I like you. It’s inconvenient. slightly embarrassing. In a way that makes me pause and think, oh—so this is happening. I like how different we are. I like how you annoy me and somehow still make my day better. You’re irritating. Please don’t go anywhere. Stay where I can see you. Stay long enough for me to pretend I don’t care.
You think you’re funny, which is rude, because you actually are. You think you’re cool, which is worse, because you don’t even try. I love your smile. I love it when I’m the reason it shows up. It does something to me that I pretend not to notice, even though I always do. I notice everything. Especially you.

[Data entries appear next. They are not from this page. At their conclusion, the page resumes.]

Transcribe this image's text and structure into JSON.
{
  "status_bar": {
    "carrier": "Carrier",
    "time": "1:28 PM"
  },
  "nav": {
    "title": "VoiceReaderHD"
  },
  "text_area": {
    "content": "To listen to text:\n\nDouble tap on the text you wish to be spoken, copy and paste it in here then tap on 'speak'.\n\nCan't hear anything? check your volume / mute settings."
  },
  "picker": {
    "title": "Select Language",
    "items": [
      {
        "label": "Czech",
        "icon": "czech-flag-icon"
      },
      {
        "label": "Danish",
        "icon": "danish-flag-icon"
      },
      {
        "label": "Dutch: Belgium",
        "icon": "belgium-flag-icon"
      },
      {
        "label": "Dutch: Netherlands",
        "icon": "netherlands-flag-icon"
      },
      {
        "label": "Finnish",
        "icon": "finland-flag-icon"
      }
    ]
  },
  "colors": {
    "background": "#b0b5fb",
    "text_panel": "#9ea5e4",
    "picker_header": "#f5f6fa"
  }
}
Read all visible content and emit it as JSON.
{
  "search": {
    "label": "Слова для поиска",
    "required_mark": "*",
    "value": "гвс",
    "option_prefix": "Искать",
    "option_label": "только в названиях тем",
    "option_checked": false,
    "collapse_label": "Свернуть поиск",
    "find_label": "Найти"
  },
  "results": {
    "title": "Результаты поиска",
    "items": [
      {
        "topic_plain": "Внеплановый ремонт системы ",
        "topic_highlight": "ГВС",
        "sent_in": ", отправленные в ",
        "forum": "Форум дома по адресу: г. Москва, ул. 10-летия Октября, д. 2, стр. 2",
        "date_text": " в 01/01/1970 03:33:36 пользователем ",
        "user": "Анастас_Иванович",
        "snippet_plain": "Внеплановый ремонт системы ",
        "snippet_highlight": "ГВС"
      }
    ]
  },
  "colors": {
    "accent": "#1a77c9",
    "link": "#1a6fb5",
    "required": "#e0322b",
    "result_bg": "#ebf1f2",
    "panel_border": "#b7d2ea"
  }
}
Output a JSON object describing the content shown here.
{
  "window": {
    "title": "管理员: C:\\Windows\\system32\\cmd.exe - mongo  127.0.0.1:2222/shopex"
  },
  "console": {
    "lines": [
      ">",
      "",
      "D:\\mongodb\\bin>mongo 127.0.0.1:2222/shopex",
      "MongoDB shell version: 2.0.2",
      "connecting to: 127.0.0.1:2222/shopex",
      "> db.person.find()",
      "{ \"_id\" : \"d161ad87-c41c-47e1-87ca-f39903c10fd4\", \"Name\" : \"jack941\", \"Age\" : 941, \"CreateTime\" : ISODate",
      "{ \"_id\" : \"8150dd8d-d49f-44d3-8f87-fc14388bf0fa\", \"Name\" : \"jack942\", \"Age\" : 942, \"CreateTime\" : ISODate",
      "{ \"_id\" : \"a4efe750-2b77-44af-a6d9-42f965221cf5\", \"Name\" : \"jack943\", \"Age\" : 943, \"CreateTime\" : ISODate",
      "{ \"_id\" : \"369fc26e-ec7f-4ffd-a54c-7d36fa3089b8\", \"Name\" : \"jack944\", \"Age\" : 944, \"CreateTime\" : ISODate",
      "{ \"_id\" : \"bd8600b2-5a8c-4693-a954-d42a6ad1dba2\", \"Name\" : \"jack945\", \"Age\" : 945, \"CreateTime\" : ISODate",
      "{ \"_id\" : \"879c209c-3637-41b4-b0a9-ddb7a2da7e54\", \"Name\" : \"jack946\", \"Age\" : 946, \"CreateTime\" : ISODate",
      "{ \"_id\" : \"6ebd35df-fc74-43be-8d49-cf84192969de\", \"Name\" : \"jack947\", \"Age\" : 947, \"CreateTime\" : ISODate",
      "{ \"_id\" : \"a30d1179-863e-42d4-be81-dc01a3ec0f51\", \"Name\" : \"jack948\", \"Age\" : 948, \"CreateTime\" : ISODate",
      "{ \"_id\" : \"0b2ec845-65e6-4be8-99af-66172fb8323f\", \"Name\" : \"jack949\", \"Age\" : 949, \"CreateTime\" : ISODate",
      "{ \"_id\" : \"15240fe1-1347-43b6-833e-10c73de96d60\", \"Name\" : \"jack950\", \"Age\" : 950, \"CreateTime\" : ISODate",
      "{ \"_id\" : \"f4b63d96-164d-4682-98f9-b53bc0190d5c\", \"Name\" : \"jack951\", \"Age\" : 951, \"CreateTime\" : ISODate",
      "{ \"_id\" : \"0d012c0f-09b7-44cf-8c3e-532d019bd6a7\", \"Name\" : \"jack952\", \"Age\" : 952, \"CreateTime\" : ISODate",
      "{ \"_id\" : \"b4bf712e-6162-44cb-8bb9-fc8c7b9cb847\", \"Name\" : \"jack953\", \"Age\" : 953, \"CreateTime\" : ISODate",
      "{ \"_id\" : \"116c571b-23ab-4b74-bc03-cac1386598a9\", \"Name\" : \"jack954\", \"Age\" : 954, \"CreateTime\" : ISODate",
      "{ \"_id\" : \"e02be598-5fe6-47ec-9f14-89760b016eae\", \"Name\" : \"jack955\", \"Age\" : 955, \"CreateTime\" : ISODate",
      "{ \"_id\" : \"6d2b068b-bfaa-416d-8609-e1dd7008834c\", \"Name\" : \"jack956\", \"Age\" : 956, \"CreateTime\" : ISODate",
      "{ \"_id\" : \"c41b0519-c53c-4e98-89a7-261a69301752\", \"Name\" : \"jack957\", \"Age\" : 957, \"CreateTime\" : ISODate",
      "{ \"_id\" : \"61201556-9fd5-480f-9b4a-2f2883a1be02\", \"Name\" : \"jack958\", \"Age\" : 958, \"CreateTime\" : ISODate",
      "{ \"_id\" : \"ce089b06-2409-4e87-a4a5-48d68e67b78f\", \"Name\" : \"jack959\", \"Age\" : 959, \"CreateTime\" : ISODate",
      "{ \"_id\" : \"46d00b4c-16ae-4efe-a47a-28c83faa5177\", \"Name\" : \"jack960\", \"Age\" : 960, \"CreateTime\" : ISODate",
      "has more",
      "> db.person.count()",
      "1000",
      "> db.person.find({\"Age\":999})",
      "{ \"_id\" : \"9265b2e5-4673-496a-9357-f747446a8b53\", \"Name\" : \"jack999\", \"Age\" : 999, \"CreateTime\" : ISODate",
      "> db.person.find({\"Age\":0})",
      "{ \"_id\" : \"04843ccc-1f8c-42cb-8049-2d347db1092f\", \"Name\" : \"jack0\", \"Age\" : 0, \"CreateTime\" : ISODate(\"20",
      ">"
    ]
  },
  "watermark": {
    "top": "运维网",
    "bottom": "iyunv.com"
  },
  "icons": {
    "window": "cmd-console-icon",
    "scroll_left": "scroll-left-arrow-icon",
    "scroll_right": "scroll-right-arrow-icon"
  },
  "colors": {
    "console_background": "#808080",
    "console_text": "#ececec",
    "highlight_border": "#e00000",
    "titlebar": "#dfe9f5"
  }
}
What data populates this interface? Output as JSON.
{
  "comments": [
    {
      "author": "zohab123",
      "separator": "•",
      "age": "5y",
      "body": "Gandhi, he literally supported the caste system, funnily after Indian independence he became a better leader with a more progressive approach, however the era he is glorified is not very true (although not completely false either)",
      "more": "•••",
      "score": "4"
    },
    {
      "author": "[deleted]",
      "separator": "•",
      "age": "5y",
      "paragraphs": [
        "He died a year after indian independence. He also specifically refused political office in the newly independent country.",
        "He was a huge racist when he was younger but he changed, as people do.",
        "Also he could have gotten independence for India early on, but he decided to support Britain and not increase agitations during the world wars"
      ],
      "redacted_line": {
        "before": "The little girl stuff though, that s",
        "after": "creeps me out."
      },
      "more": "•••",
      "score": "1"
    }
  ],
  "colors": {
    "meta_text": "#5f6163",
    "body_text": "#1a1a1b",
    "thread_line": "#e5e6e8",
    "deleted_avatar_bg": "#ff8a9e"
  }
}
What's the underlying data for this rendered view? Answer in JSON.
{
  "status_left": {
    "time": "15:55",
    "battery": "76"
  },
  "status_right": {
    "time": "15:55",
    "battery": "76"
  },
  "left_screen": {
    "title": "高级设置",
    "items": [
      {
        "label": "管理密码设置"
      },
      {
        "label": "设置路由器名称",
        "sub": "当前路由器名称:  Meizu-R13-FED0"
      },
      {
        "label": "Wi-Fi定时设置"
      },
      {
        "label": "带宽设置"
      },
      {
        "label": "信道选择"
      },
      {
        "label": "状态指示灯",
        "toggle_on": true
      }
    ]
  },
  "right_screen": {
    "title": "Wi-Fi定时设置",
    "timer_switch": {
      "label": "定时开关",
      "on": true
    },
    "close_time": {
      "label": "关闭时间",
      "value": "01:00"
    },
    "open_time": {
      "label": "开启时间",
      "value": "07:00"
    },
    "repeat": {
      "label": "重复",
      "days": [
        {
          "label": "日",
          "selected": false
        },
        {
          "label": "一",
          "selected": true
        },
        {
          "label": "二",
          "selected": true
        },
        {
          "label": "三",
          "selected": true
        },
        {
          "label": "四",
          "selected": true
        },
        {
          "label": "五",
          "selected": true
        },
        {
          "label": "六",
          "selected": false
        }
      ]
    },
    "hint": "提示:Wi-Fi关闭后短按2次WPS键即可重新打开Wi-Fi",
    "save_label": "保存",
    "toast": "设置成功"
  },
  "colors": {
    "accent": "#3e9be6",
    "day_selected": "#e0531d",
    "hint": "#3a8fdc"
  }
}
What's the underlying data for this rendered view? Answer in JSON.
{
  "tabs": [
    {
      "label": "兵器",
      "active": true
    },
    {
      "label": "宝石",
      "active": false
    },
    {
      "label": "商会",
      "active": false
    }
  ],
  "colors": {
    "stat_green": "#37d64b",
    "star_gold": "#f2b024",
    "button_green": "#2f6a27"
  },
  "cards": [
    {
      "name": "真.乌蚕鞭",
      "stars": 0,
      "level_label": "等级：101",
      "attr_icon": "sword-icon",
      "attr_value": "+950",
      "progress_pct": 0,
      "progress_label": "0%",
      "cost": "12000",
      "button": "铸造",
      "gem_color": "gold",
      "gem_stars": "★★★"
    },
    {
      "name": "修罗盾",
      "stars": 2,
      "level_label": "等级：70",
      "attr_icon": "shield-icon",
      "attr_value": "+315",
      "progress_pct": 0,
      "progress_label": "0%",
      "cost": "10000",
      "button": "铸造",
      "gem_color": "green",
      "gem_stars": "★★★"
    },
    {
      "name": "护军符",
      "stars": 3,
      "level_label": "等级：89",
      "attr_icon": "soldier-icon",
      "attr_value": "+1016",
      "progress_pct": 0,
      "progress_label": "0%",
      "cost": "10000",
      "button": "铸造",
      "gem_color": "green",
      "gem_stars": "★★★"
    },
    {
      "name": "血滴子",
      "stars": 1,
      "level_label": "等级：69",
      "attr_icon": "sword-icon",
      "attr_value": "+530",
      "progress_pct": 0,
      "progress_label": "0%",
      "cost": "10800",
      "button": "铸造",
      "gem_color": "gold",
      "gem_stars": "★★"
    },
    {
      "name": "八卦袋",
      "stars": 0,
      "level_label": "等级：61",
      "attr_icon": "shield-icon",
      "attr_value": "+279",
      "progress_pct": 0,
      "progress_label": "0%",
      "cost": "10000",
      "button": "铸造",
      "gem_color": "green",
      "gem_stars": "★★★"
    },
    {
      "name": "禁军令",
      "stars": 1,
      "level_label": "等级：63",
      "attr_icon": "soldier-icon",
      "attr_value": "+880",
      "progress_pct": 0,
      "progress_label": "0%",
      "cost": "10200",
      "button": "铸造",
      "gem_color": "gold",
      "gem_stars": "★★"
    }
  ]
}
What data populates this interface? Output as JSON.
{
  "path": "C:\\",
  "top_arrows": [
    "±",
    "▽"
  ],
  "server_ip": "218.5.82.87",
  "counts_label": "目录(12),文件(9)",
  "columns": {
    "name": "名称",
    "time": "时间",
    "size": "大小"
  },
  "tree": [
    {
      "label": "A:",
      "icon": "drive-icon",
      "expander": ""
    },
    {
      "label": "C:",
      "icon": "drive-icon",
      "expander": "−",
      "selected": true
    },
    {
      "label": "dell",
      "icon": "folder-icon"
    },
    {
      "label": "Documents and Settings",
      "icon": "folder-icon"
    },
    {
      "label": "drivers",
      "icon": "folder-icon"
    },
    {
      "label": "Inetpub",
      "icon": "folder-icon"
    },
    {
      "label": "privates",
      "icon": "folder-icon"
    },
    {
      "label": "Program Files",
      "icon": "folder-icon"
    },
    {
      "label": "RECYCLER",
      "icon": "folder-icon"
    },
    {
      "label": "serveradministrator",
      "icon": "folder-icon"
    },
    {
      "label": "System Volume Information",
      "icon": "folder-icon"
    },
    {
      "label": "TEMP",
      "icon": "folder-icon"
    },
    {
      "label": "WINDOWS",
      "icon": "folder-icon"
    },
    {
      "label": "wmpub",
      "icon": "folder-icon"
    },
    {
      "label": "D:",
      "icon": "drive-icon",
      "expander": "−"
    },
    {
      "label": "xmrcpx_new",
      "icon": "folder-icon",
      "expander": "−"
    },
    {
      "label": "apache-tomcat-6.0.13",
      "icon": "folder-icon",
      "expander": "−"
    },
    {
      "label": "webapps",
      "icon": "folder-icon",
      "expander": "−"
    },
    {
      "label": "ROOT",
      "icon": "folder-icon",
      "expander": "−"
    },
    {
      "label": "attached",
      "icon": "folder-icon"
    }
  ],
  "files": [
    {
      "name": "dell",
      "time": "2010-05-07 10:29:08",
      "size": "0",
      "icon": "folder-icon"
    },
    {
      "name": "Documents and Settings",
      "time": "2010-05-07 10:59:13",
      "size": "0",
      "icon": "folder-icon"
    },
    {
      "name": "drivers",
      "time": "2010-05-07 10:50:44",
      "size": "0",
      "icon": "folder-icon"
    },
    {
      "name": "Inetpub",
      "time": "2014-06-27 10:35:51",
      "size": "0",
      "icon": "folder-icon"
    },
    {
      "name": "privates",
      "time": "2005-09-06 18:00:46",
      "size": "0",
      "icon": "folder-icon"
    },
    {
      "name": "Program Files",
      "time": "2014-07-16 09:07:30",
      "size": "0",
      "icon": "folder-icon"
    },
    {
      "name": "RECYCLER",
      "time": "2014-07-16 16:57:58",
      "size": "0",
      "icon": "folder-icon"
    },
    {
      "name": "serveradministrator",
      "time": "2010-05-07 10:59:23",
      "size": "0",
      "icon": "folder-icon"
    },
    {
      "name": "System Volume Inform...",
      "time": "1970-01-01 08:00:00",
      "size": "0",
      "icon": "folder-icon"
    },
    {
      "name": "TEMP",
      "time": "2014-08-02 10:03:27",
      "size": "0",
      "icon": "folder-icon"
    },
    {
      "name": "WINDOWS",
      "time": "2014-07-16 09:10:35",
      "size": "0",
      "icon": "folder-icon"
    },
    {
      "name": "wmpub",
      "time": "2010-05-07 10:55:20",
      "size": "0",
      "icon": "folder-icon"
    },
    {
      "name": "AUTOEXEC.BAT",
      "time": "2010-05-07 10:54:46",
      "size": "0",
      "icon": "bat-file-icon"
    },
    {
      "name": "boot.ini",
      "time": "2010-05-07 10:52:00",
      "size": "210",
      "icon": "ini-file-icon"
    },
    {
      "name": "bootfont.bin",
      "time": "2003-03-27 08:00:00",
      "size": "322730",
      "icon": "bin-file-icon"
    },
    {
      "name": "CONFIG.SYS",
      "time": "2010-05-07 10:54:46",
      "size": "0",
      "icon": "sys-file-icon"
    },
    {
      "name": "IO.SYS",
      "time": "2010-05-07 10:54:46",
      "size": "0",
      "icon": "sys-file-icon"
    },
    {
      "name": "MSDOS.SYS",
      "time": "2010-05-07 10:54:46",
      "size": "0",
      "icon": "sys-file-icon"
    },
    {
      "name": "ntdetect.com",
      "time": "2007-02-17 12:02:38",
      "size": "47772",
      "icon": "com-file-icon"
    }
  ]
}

I want you in the boring parts of my day. The random thoughts. The pointless updates. The moments that feel too small to mention until they suddenly aren’t. I want to be someone you think of without effort. Someone who slips into your day naturally, the way your habits do
I reply fast because I want to. If it’s you and my phone is already in my hand, why wouldn’t I? I don’t believe in pretending not to care when I clearly do. And yes, I like you. I know that already, even if I keep acting like I don’t.
I also know this probably doesn’t go anywhere neat. Maybe I won’t be yours. Maybe you won’t be mine. Maybe this never turns into something with clear lines and easy endings. But right now, this exists. This feeling exists. And it’s such a beautiful feeling.